Il est important de signaler que les armateurs ne sont pas les seuls à être proactifs : une entreprise comme Grain de Sail a choisi de transformer des produits pour les transporter à la voile. Et une coalition de grands chargeurs est en train de s'organiser en France pour charger des navires à propulsion par le vent dès 2025.
Les solutions sont-elles adaptées à tous types d’activités maritime ?
L.D. : Ce secteur s'adresse pratiquement à tous les segments de la flotte mondiale, qu'il s'agisse de cargo, roulier, vraquier, de ferry ou de navire de pêche, et à toutes les tailles puisque le plus grand navire équipé à ce jour est un VLOC de 325 000 tpl.
En réalité, certaines routes seront plus optimales que d'autres. Par exemple, les navigations transatlantiques sont très intéressantes, alors qu'une route Europe-Asie présentera sans doute plus de contraintes car l'équipage aura moins de marge de manœuvre pour optimiser sa route.
L'équipement des porte-conteneurs existants laisse lui aussi peu de choix, car le pont est extrêmement encombré. En rétrofit, pour l'instant seul le kite semble adapté. En revanche, de nouveaux concepts de porte-conteneurs intégrant d'autres systèmes de propulsion par le vent ont reçu des AIP de la part de sociétés de classification.
L’industrie française a-t-elle une carte à jouer dans le domaine ?
L.D. : Il existe un écosystème particulièrement porteur en matière de propulsion par le vent en France.

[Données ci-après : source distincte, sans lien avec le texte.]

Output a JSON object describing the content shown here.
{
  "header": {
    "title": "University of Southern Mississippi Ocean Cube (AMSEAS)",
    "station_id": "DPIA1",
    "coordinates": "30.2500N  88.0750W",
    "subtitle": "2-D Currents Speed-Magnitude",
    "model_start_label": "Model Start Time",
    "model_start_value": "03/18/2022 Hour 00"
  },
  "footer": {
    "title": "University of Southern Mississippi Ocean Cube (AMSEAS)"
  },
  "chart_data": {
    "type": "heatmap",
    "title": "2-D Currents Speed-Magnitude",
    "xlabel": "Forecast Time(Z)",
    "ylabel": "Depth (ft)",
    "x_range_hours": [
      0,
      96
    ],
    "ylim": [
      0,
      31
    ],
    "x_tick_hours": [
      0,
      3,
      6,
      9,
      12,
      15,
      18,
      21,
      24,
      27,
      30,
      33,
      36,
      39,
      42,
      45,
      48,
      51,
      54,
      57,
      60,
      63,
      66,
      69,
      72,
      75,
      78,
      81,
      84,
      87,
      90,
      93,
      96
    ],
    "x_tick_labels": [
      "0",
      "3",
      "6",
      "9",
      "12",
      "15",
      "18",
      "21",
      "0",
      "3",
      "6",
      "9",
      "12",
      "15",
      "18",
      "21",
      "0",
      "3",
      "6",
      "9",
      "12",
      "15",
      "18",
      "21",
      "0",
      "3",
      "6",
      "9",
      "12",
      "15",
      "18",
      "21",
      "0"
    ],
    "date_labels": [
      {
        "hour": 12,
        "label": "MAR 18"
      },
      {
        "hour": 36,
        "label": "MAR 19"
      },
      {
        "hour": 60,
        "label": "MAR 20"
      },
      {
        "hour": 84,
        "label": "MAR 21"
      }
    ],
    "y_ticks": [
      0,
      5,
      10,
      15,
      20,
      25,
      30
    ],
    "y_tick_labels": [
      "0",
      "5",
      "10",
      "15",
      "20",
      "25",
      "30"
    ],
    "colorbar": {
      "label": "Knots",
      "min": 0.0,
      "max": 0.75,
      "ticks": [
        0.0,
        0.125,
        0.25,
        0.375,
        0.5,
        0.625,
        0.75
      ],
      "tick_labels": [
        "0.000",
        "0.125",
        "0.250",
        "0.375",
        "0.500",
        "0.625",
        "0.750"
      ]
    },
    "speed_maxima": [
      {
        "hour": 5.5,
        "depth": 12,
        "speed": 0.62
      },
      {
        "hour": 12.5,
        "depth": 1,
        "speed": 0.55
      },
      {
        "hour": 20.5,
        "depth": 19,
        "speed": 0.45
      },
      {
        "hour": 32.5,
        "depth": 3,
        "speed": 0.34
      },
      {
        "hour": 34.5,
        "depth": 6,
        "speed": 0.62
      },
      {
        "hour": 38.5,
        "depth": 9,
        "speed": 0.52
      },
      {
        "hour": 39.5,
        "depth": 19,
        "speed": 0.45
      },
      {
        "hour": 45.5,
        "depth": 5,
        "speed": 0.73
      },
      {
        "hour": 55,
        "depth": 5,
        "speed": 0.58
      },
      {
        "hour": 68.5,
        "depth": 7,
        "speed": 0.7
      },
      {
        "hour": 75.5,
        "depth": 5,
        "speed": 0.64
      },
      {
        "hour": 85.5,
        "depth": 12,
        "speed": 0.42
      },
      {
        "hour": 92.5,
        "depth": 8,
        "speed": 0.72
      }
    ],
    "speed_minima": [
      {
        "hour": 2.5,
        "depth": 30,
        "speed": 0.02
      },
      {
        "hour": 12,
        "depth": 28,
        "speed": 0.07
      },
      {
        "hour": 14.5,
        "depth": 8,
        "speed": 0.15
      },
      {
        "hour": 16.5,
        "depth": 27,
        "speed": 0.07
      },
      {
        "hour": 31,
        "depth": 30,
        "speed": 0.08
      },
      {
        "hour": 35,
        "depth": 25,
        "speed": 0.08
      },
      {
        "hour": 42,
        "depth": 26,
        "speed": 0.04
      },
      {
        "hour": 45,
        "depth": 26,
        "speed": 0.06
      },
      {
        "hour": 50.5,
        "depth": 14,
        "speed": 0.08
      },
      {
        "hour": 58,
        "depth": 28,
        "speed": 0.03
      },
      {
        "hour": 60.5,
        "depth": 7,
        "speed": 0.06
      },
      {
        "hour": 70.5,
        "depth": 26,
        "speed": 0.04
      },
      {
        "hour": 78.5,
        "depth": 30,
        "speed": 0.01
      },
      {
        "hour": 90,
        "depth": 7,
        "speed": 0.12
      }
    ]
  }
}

Ce croisement entre les compétences de certaines industries qui peuvent se réinventer, comme l'aéronautique, ou se diversifier, comme la course au large, constitue un terreau extrêmement fertile.
La concentration d'équipementiers proposant des technologies en France constitue une autre spécificité pour ce marché, en complément de ces nouveaux armateurs très ambitieux en matière de décarbonations, tandis que toute une chaîne industrielle pour la fabrication des composants de ces systèmes est capable de répondre aux commandes ou est en train de se doter de moyens pour y répondre.
Nous sommes cependant encore sur des prototypes industriels dont le coût est élevé, dans une période où les incertitudes réglementaires et économiques ne poussent pas à prendre des risques quant aux investissements. C'est là que la volonté politique française peut aider cette filière à accélérer la cadence.